Frequently asked questions
Practical answers for IT leaders evaluating private AI deployment.
Costs
Isn't running AI locally more expensive than using cloud APIs?
It depends on volume and use case. For high-volume, repetitive tasks — document processing, internal Q&A, ticket routing — self-hosted models typically break even within 12–18 months against API costs. Below that threshold, cloud APIs are usually cheaper. But cost is rarely the only factor: many Danish enterprises choose self-hosting for data residency and compliance reasons, regardless of price.
What are the upfront hardware costs?
An entry-level private deployment capable of running a 7B–13B model — adequate for most enterprise document and workflow tasks — starts around €8,000–20,000 in hardware. Larger models require more. This is a one-time capital cost, not an ongoing subscription. For enterprises already running on-premise infrastructure, the incremental cost is often lower.
What does it cost to run — electricity, maintenance?
A well-sized private AI setup running a mid-range model consumes roughly the same power as a workstation server — €80–200/month in electricity at Danish energy prices, depending on usage intensity. The key is matching model size to the task: you don't need a 100B parameter model to classify support tickets. Right-sizing is most of the cost optimisation.
Security & Compliance
How do you handle security for self-hosted AI?
Self-hosted AI can be more secure than cloud APIs for the right threat model — your data never leaves your network, there is no vendor to breach, and you control every access point. The trade-off is that you become responsible for that security: encryption at rest, access controls, network segmentation, patch management, and monitoring. I help set this up properly from the start, not as an afterthought.
Does this comply with GDPR and the EU AI Act?
Self-hosted AI is often the path of least resistance for GDPR compliance: data stays in your infrastructure, never enters a vendor's training pipeline, and data residency requirements are trivially satisfied. The EU AI Act adds requirements around documentation, risk assessment, and human oversight for high-risk systems — these apply regardless of whether you use cloud or self-hosted models. I help clients navigate both, with the August 2026 high-risk AI deadline particularly relevant for organisations deploying AI in HR, finance, or critical operations.
What data do you have access to during an engagement?
Only what you explicitly share. For strategy engagements I typically work with process descriptions, system architecture documents, and sample (anonymised) data. For deployment work, I operate within your infrastructure under your access controls. I sign NDAs as standard on all engagements.
The engagement
How long does a typical engagement take?
Strategy and governance engagements typically run 4–6 weeks. Agentic workflow builds are 6–10 weeks depending on complexity and integration scope. Private LLM deployments are 4–8 weeks.

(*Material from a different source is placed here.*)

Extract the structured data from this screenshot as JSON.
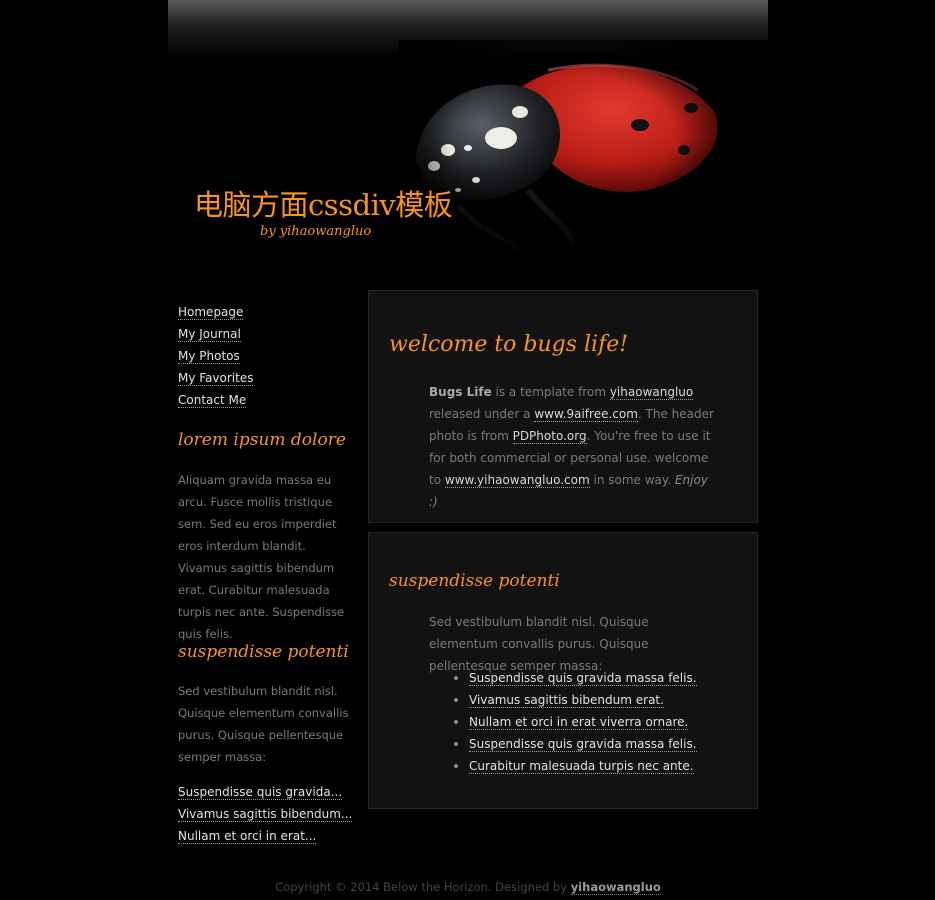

These are working engagements — I deliver something functional, documented, and handoff-ready at the end.
Do you work remotely or on-site?
Both. Initial discovery and architecture work happens remotely. For deployment and handoff phases, I prefer at least one on-site session — particularly for infrastructure access and team knowledge transfer. I'm based in Copenhagen and work across Denmark and the EU.
What happens after the engagement ends?
Everything I build is documented, versioned in your own repository, and designed to be owned by your team. I don't create dependency. If you want ongoing advisory support after the initial engagement, that's available as a separate retainer arrangement.
About the lab
What is the BrainLab you mention on the lab page?
It's my private AI infrastructure — a production-grade self-hosted setup I run at home. It includes a 122B parameter language model, a RAG pipeline over 600,000+ documents, agentic automation, voice interfaces, and full observability. I built it to stay at the frontier of what's practically deployable. Every recommendation I make, I've already built and run myself.
Why local models instead of just using the OpenAI or Anthropic API?
For many tasks, cloud APIs are the right answer — and I'll tell you when they are. But for enterprises with data residency requirements, high-volume structured tasks, or sensitivity to vendor lock-in and per-token costs, private models are worth evaluating seriously. The quality gap between frontier APIs and well-chosen open-source models has narrowed significantly in 2025–2026, particularly for structured tasks.